I'm grimly amused, but not optimistic.
I'd heard rumors like this before, but they were B&N acquiring Borders, and they foundered on the question "Where would B&N get the money?" B&N isn't exactly healthy, and Borders is in worse shape. Normal lenders for such efforts wouldn't be very interested. The usual answer to "Can two sick companies make a healthy one?" is No.
The fact that a hedge fund is interested in working with Borders doesn't fill me with enthusiasm. The folks in places like that are numbers guys. The look for assets they think are undervalued, scoop them up, and attempt to make them more valuable, hoping to make a killing selling their holdings bought at distressed prices at much higher prices when the stock rebounds. (Of course, the stock has to rebound for this to work...)
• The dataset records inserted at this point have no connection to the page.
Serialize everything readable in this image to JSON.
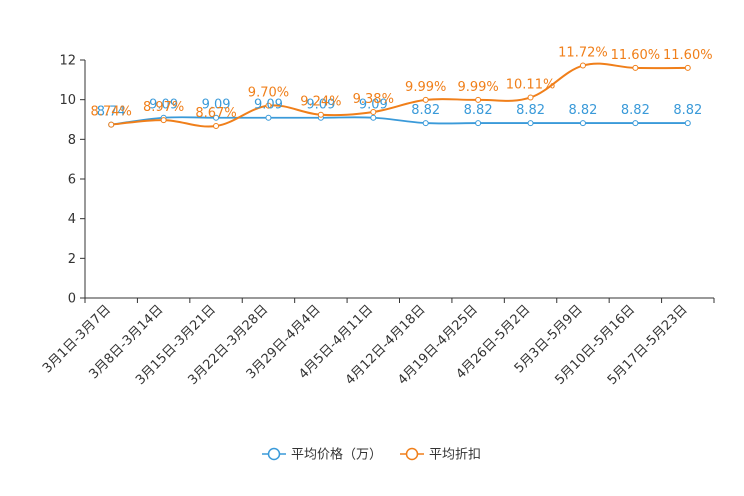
{
  "chart_data": {
    "type": "line",
    "categories": [
      "3月1日-3月7日",
      "3月8日-3月14日",
      "3月15日-3月21日",
      "3月22日-3月28日",
      "3月29日-4月4日",
      "4月5日-4月11日",
      "4月12日-4月18日",
      "4月19日-4月25日",
      "4月26日-5月2日",
      "5月3日-5月9日",
      "5月10日-5月16日",
      "5月17日-5月23日"
    ],
    "ylim": [
      0,
      12
    ],
    "yticks": [
      0,
      2,
      4,
      6,
      8,
      10,
      12
    ],
    "ytick_labels": [
      "0",
      "2",
      "4",
      "6",
      "8",
      "10",
      "12"
    ],
    "series": [
      {
        "name": "平均价格（万）",
        "color": "#3a9ad9",
        "values": [
          8.74,
          9.09,
          9.09,
          9.09,
          9.09,
          9.09,
          8.82,
          8.82,
          8.82,
          8.82,
          8.82,
          8.82
        ],
        "labels": [
          "8.74",
          "9.09",
          "9.09",
          "9.09",
          "9.09",
          "9.09",
          "8.82",
          "8.82",
          "8.82",
          "8.82",
          "8.82",
          "8.82"
        ]
      },
      {
        "name": "平均折扣",
        "color": "#f07f1a",
        "values": [
          8.74,
          8.97,
          8.67,
          9.7,
          9.24,
          9.38,
          9.99,
          9.99,
          10.11,
          11.72,
          11.6,
          11.6
        ],
        "labels": [
          "8.74%",
          "8.97%",
          "8.67%",
          "9.70%",
          "9.24%",
          "9.38%",
          "9.99%",
          "9.99%",
          "10.11%",
          "11.72%",
          "11.60%",
          "11.60%"
        ]
      }
    ],
    "legend_position": "bottom-center",
    "grid": false
  }
}
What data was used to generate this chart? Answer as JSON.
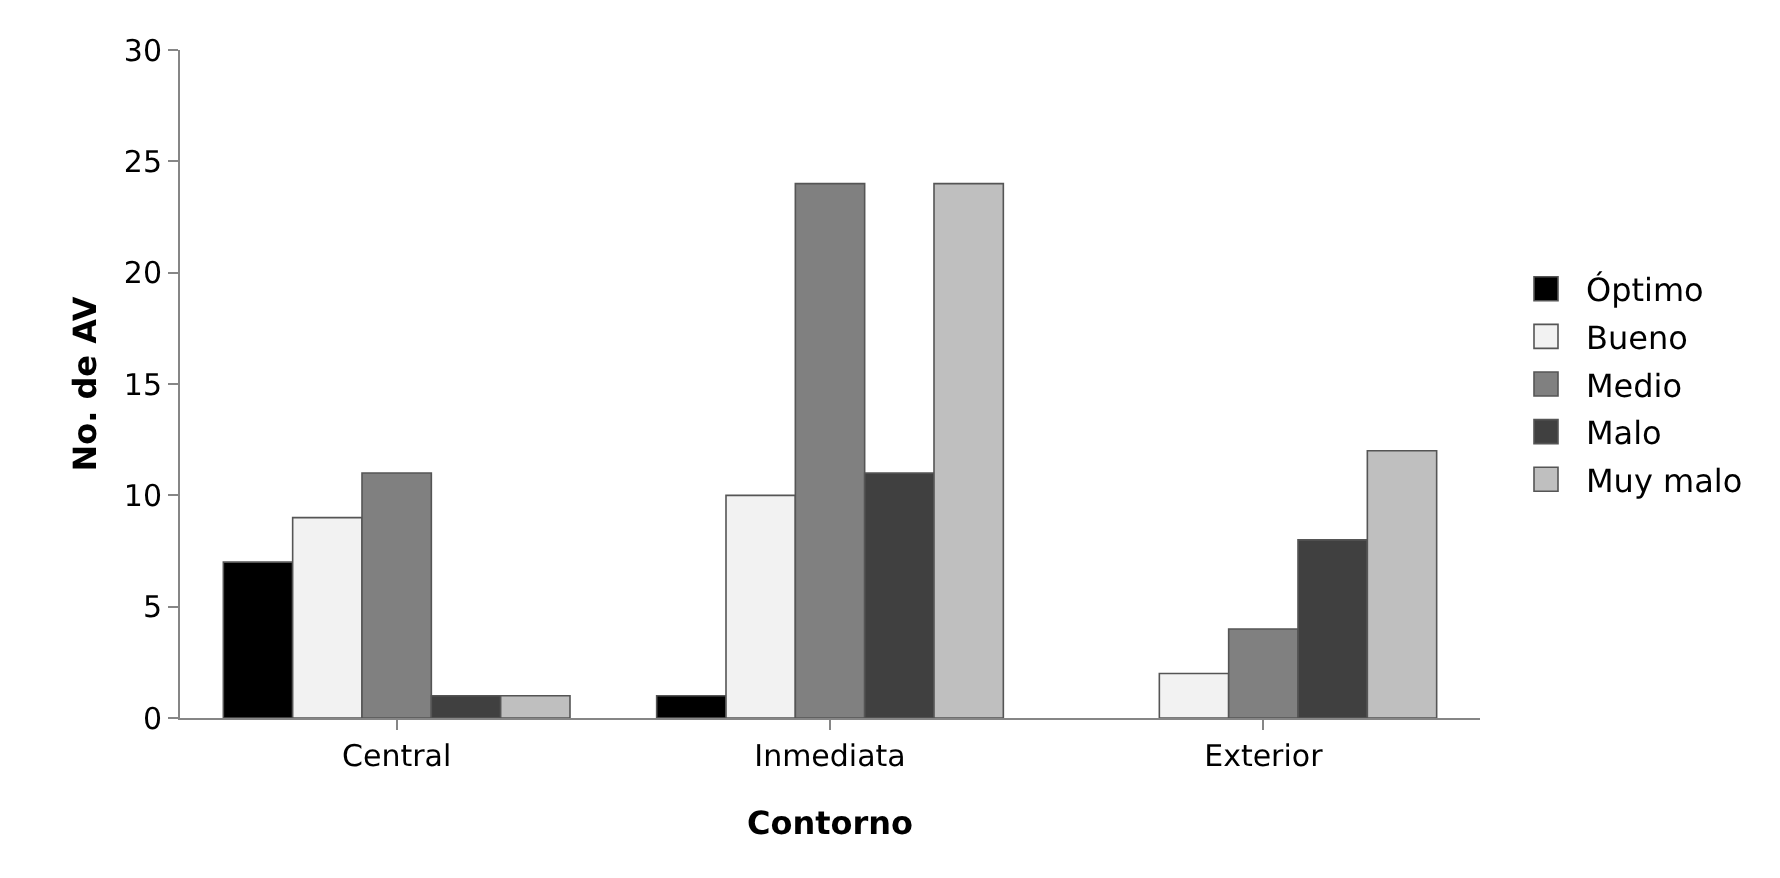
{
  "chart_data": {
    "type": "bar",
    "xlabel": "Contorno",
    "ylabel": "No. de AV",
    "categories": [
      "Central",
      "Inmediata",
      "Exterior"
    ],
    "series": [
      {
        "name": "Óptimo",
        "color": "#000000",
        "values": [
          7,
          1,
          0
        ]
      },
      {
        "name": "Bueno",
        "color": "#f2f2f2",
        "values": [
          9,
          10,
          2
        ]
      },
      {
        "name": "Medio",
        "color": "#808080",
        "values": [
          11,
          24,
          4
        ]
      },
      {
        "name": "Malo",
        "color": "#404040",
        "values": [
          1,
          11,
          8
        ]
      },
      {
        "name": "Muy malo",
        "color": "#bfbfbf",
        "values": [
          1,
          24,
          12
        ]
      }
    ],
    "ylim": [
      0,
      30
    ],
    "yticks": [
      0,
      5,
      10,
      15,
      20,
      25,
      30
    ],
    "grid": false,
    "legend": "right"
  }
}
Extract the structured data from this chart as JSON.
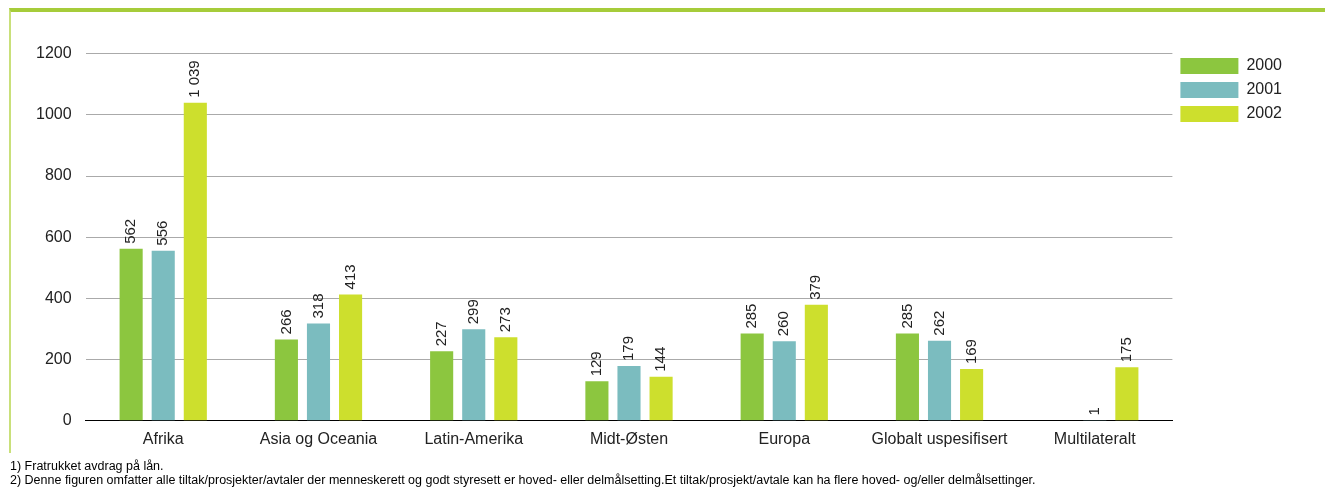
{
  "chart_data": {
    "type": "bar",
    "categories": [
      "Afrika",
      "Asia og Oceania",
      "Latin-Amerika",
      "Midt-Østen",
      "Europa",
      "Globalt uspesifisert",
      "Multilateralt"
    ],
    "series": [
      {
        "name": "2000",
        "color": "#8cc63f",
        "values": [
          562,
          266,
          227,
          129,
          285,
          285,
          null
        ],
        "value_labels": [
          "562",
          "266",
          "227",
          "129",
          "285",
          "285",
          null
        ]
      },
      {
        "name": "2001",
        "color": "#7bbcbf",
        "values": [
          556,
          318,
          299,
          179,
          260,
          262,
          1
        ],
        "value_labels": [
          "556",
          "318",
          "299",
          "179",
          "260",
          "262",
          "1"
        ]
      },
      {
        "name": "2002",
        "color": "#cddf2d",
        "values": [
          1039,
          413,
          273,
          144,
          379,
          169,
          175
        ],
        "value_labels": [
          "1 039",
          "413",
          "273",
          "144",
          "379",
          "169",
          "175"
        ]
      }
    ],
    "ylim": [
      0,
      1200
    ],
    "yticks": [
      0,
      200,
      400,
      600,
      800,
      1000,
      1200
    ],
    "grid": "y",
    "legend": "top right",
    "annotations": [
      "1) Fratrukket avdrag på lån.",
      "2) Denne figuren omfatter alle tiltak/prosjekter/avtaler der menneskerett og godt styresett er hoved- eller delmålsetting.Et tiltak/prosjekt/avtale kan ha flere hoved- og/eller delmålsettinger."
    ]
  }
}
The usual turn around strategy is massive cost cuts: combine back office operations and eliminate redundant staff, close stores seen as under performing with attendant layoffs, and generally try to create a leaner, lower cost operation.
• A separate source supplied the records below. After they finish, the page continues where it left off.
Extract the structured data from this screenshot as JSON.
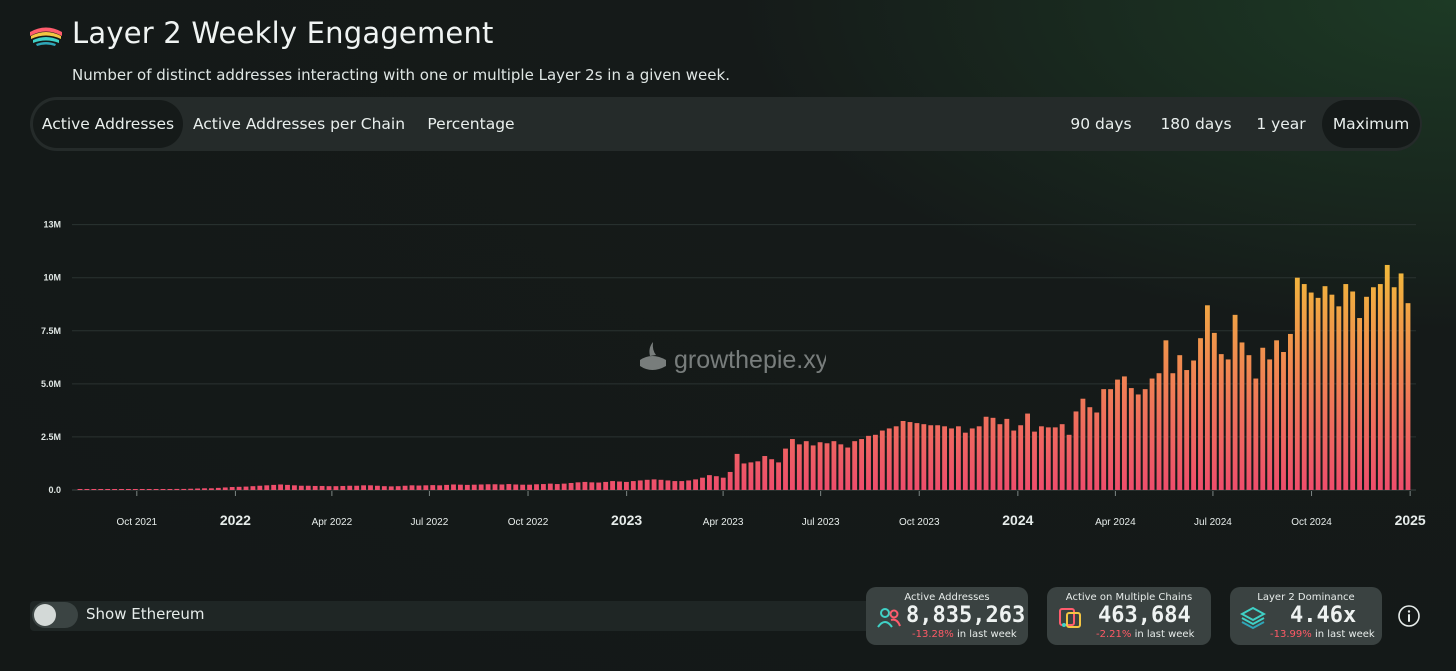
{
  "header": {
    "title": "Layer 2 Weekly Engagement",
    "subtitle": "Number of distinct addresses interacting with one or multiple Layer 2s in a given week."
  },
  "tabs": [
    {
      "label": "Active Addresses",
      "active": true
    },
    {
      "label": "Active Addresses per Chain",
      "active": false
    },
    {
      "label": "Percentage",
      "active": false
    }
  ],
  "ranges": [
    {
      "label": "90 days",
      "active": false
    },
    {
      "label": "180 days",
      "active": false
    },
    {
      "label": "1 year",
      "active": false
    },
    {
      "label": "Maximum",
      "active": true
    }
  ],
  "watermark": "growthepie.xyz",
  "chart_data": {
    "type": "bar",
    "title": "",
    "xlabel": "",
    "ylabel": "",
    "ylim": [
      0,
      13000000
    ],
    "yticks": [
      {
        "value": 0,
        "label": "0.0"
      },
      {
        "value": 2500000,
        "label": "2.5M"
      },
      {
        "value": 5000000,
        "label": "5.0M"
      },
      {
        "value": 7500000,
        "label": "7.5M"
      },
      {
        "value": 10000000,
        "label": "10M"
      },
      {
        "value": 12500000,
        "label": "13M"
      }
    ],
    "grid": true,
    "x_start": "2021-08-09",
    "x_end": "2024-12-30",
    "xticks": [
      {
        "date": "2021-10-01",
        "label": "Oct 2021",
        "major": false
      },
      {
        "date": "2022-01-01",
        "label": "2022",
        "major": true
      },
      {
        "date": "2022-04-01",
        "label": "Apr 2022",
        "major": false
      },
      {
        "date": "2022-07-01",
        "label": "Jul 2022",
        "major": false
      },
      {
        "date": "2022-10-01",
        "label": "Oct 2022",
        "major": false
      },
      {
        "date": "2023-01-01",
        "label": "2023",
        "major": true
      },
      {
        "date": "2023-04-01",
        "label": "Apr 2023",
        "major": false
      },
      {
        "date": "2023-07-01",
        "label": "Jul 2023",
        "major": false
      },
      {
        "date": "2023-10-01",
        "label": "Oct 2023",
        "major": false
      },
      {
        "date": "2024-01-01",
        "label": "2024",
        "major": true
      },
      {
        "date": "2024-04-01",
        "label": "Apr 2024",
        "major": false
      },
      {
        "date": "2024-07-01",
        "label": "Jul 2024",
        "major": false
      },
      {
        "date": "2024-10-01",
        "label": "Oct 2024",
        "major": false
      },
      {
        "date": "2025-01-01",
        "label": "2025",
        "major": true
      }
    ],
    "series": [
      {
        "values": [
          0.01,
          0.01,
          0.01,
          0.01,
          0.01,
          0.01,
          0.01,
          0.01,
          0.01,
          0.01,
          0.02,
          0.02,
          0.03,
          0.04,
          0.05,
          0.05,
          0.06,
          0.07,
          0.08,
          0.08,
          0.1,
          0.12,
          0.14,
          0.15,
          0.16,
          0.18,
          0.2,
          0.22,
          0.24,
          0.26,
          0.24,
          0.22,
          0.2,
          0.2,
          0.19,
          0.19,
          0.18,
          0.18,
          0.19,
          0.2,
          0.2,
          0.22,
          0.22,
          0.2,
          0.18,
          0.17,
          0.18,
          0.2,
          0.22,
          0.21,
          0.22,
          0.23,
          0.22,
          0.24,
          0.26,
          0.25,
          0.24,
          0.25,
          0.26,
          0.27,
          0.27,
          0.26,
          0.28,
          0.26,
          0.25,
          0.25,
          0.27,
          0.28,
          0.3,
          0.28,
          0.3,
          0.33,
          0.36,
          0.38,
          0.36,
          0.35,
          0.38,
          0.42,
          0.4,
          0.38,
          0.42,
          0.45,
          0.48,
          0.5,
          0.48,
          0.45,
          0.42,
          0.42,
          0.45,
          0.5,
          0.58,
          0.7,
          0.65,
          0.58,
          0.85,
          1.7,
          1.25,
          1.3,
          1.35,
          1.6,
          1.45,
          1.3,
          1.95,
          2.4,
          2.15,
          2.3,
          2.1,
          2.25,
          2.2,
          2.3,
          2.15,
          2.0,
          2.3,
          2.4,
          2.55,
          2.6,
          2.8,
          2.9,
          3.0,
          3.25,
          3.2,
          3.15,
          3.1,
          3.05,
          3.05,
          3.0,
          2.9,
          3.0,
          2.7,
          2.9,
          3.0,
          3.45,
          3.4,
          3.1,
          3.35,
          2.8,
          3.05,
          3.6,
          2.75,
          3.0,
          2.95,
          2.95,
          3.1,
          2.6,
          3.7,
          4.3,
          3.9,
          3.65,
          4.75,
          4.75,
          5.2,
          5.35,
          4.8,
          4.5,
          4.75,
          5.25,
          5.5,
          7.05,
          5.5,
          6.35,
          5.65,
          6.1,
          7.15,
          8.7,
          7.4,
          6.4,
          6.15,
          8.25,
          6.95,
          6.35,
          5.25,
          6.7,
          6.15,
          7.05,
          6.5,
          7.35,
          10.0,
          9.7,
          9.3,
          9.05,
          9.6,
          9.2,
          8.65,
          9.7,
          9.35,
          8.1,
          9.1,
          9.55,
          9.7,
          10.6,
          9.55,
          10.2,
          8.8
        ]
      }
    ],
    "value_unit": "M",
    "gradient": {
      "top": "#f2d22f",
      "bottom": "#ee4d6c"
    },
    "legend": "none"
  },
  "toggle": {
    "label": "Show Ethereum",
    "on": false
  },
  "cards": [
    {
      "title": "Active Addresses",
      "value": "8,835,263",
      "change": "-13.28%",
      "change_suffix": "in last week",
      "icon": "users-icon"
    },
    {
      "title": "Active on Multiple Chains",
      "value": "463,684",
      "change": "-2.21%",
      "change_suffix": "in last week",
      "icon": "multichain-icon"
    },
    {
      "title": "Layer 2 Dominance",
      "value": "4.46x",
      "change": "-13.99%",
      "change_suffix": "in last week",
      "icon": "layers-icon"
    }
  ],
  "info_icon": "info-icon"
}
The problem in tis case is that it won't address the underlying structural problems in the industry that put the companies in this position. Sales of printed books have been dropping steadily, and current levels aren't enough to support the existing retail infrastructure. The problem is exacerbated by competition from discount retailers like Walmart, and "warehouse stores" like CostCo and Sam's Club, and breathing down everybody's neck, Amazon.
I really don't see a happy ending here.